Gli insegnanti, le insegnanti, dovrebbero opporsi con vigore all'apparato burocratico della scuola. Gli aspetti organizzativi e strutturali della scuola tradizionale, oltre a non aver mai fornito prova di efficacia dal punto di vista del progresso umano (tanto è vero che non si fa altro che escogitare 'migliorie organizzative', le quali, però, data la loro intrinseca natura autoritaria, vanno sempre nel verso opposto a quel che l'eventuale buon senso si aspetta), devono lasciare il posto agli aspetti massimamente umani e solidali, e non soltanto nei momenti in cui fa comodo all'uno o all'altro docente portare sul tavolo, ad esempio, l'emotività di un bambino o la sua particolare situazione familiare, magari per giustificare un voto più alto (ammesso e non concesso che il fine educativo sia un numero stampato sulla pagella). Nondimeno, secondo me, gli insegnanti dovrebbero lasciar perdere le trafile autoritarie e i ricatti dei voti (cominciamo da lì), optando invece per la messa in pratica delle cose che essi si aspettano di vedere dai discenti come risultato delle loro prediche. Non c'è ipocrisia più profonda -e il bambino la coglie al volo- di quella di un docente che predica l'uguaglianza dei diritti e poi pretende di ergersi a individuo superiore in tutte le cose che fa.

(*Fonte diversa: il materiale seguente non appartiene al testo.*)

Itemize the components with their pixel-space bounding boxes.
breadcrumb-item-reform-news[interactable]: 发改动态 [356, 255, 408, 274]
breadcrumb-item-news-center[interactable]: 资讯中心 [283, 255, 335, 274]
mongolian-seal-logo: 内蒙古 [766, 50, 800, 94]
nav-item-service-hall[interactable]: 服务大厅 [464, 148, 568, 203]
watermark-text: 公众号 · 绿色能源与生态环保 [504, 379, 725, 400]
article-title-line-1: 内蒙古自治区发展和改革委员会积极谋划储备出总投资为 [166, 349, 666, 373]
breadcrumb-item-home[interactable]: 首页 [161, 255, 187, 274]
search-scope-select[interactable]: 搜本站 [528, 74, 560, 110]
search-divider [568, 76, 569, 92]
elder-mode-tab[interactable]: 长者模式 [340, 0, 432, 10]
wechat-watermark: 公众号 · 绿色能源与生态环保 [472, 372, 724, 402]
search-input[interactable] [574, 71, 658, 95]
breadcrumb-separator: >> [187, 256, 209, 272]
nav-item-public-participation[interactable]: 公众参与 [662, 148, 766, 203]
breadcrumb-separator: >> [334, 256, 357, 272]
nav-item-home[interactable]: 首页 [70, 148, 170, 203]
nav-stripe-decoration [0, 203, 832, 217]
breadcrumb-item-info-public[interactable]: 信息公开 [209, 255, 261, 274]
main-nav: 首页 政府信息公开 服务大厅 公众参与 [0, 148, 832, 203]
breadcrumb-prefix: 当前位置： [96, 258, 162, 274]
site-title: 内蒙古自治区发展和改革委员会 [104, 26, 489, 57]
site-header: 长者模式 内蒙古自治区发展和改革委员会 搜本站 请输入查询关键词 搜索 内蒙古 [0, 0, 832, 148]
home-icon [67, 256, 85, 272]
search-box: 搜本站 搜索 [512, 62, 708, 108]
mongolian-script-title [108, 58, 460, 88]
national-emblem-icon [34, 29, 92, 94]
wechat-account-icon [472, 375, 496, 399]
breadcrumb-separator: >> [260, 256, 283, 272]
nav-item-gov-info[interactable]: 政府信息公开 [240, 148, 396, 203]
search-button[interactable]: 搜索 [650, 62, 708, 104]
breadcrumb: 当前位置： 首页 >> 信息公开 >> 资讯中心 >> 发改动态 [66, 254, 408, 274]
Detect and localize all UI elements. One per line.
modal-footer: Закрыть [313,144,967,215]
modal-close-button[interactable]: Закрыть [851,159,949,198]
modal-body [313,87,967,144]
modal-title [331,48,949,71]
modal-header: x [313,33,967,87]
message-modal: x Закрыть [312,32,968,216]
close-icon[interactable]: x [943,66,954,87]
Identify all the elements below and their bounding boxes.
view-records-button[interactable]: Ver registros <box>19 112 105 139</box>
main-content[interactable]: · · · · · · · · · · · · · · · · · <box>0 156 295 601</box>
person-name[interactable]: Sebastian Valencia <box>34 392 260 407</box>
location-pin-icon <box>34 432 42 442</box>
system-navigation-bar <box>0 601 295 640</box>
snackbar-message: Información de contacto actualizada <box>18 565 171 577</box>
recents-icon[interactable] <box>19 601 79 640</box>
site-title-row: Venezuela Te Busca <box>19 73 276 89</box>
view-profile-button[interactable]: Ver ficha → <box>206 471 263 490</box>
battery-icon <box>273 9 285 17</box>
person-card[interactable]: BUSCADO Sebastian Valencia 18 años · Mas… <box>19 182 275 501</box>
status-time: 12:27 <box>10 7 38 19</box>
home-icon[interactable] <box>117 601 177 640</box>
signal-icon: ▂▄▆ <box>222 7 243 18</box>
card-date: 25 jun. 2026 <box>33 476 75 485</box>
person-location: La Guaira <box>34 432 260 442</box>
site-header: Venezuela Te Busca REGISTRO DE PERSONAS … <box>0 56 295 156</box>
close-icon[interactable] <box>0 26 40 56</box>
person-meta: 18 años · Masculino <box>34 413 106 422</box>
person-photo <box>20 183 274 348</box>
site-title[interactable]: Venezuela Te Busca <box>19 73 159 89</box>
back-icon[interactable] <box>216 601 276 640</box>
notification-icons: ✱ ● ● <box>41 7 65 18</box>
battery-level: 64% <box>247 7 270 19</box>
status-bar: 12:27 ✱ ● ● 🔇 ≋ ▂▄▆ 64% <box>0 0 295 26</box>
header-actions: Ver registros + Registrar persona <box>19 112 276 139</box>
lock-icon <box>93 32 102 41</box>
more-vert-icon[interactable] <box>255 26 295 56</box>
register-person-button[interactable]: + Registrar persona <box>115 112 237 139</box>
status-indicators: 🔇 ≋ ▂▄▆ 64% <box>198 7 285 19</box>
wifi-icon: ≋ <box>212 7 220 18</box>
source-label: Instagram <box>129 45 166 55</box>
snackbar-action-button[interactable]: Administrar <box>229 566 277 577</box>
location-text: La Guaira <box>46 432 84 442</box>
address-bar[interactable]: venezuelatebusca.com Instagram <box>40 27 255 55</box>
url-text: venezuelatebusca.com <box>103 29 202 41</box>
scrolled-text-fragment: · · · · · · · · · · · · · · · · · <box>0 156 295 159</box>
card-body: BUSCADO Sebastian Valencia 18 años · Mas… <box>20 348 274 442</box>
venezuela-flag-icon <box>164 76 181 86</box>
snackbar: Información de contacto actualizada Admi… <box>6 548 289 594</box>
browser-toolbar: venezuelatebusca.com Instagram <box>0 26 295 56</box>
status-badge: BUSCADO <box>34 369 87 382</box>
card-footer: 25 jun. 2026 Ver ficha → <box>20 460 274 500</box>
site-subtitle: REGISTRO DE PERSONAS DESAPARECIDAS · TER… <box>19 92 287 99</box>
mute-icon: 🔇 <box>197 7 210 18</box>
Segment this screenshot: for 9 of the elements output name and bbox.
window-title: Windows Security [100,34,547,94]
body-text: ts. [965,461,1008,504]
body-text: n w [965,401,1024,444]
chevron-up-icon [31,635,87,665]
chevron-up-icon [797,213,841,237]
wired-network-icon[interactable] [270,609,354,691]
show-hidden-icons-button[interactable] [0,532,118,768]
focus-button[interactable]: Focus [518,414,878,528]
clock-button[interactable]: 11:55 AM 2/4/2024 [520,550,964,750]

Certo, in un siffatto sistema gerarchizzato, non è facile agire per come si predica. Quindi sarebbe meglio dire ai ragazzi in classe la verità, chessò, ad esempio che è cosa buona avere tutti gli stessi diritti, ma che la struttura della società statale non lo permette, come quella della scuola, o dell'ufficio, o della fabbrica, o della famiglia, ecc. Un po' di verità non fa male, o forse sì? Di certo non fa male ai ragazzi, ne hanno bisogno, i ragazzi hanno necessità di una risposta onesta alla loro costante domanda: 'ma perché i prof e gli adulti in generale non fanno mai quello che predicano e che esigono da noi'?
Suggerirei perciò ai docenti di trovare le strade più sincere e umane per portare avanti il discorso del rapporto con i ragazzi (perché l'educazione più sana e vera è un rapporto alla pari). Il problema non sono i ragazzi, sono gli adulti, siamo noi che dobbiamo mettere costantemente in discussione ogni consuetudine, ogni tradizionalismo, ogni pensiero o azione che, se interrogata, ha di solito la risposta 'si è sempre fatto così'. A volte i miei colleghi mi chiedono in che modo possiamo trovare strade nuove. Questi colleghi peccano di cecità, non si sono mai accorti che le strade nuove ce le hanno di fronte ogni giorno, in classe o a casa con i figli, ma non vogliono o non sanno vederle, così come non vogliono o non sanno imboccarle; sanno solo soffocarle e imporre ai ragazzi la loro unica strada, perché -continuano a dire- 'si è sempre fatto così'. Gli adulti di domani, posti oggi sulla strada di sempre, non potranno che perpetuare quella strada e imporla a loro volta. Perciò, non è cambiando gli strumenti all'interno delle aule-celle o perfezionando i sistemi autoritari-burocratici che si raggiunge il tanto sospirato cambiamento sociale, ma lasciando liberi i bambini e i ragazzi di esplorare e percorrere le strade che essi hanno già dentro, non per niente così diverse da quelle degli adulti. E' evidente che la burocrazia gambizza ogni percorso di libertà, perciò occorre che i docenti si oppongano alla sclerotizzazione burocratica, se hanno davvero a cuore l'umanità e la libertà, cioè le stesse cose in cui dicono di credere e che predicano a parole.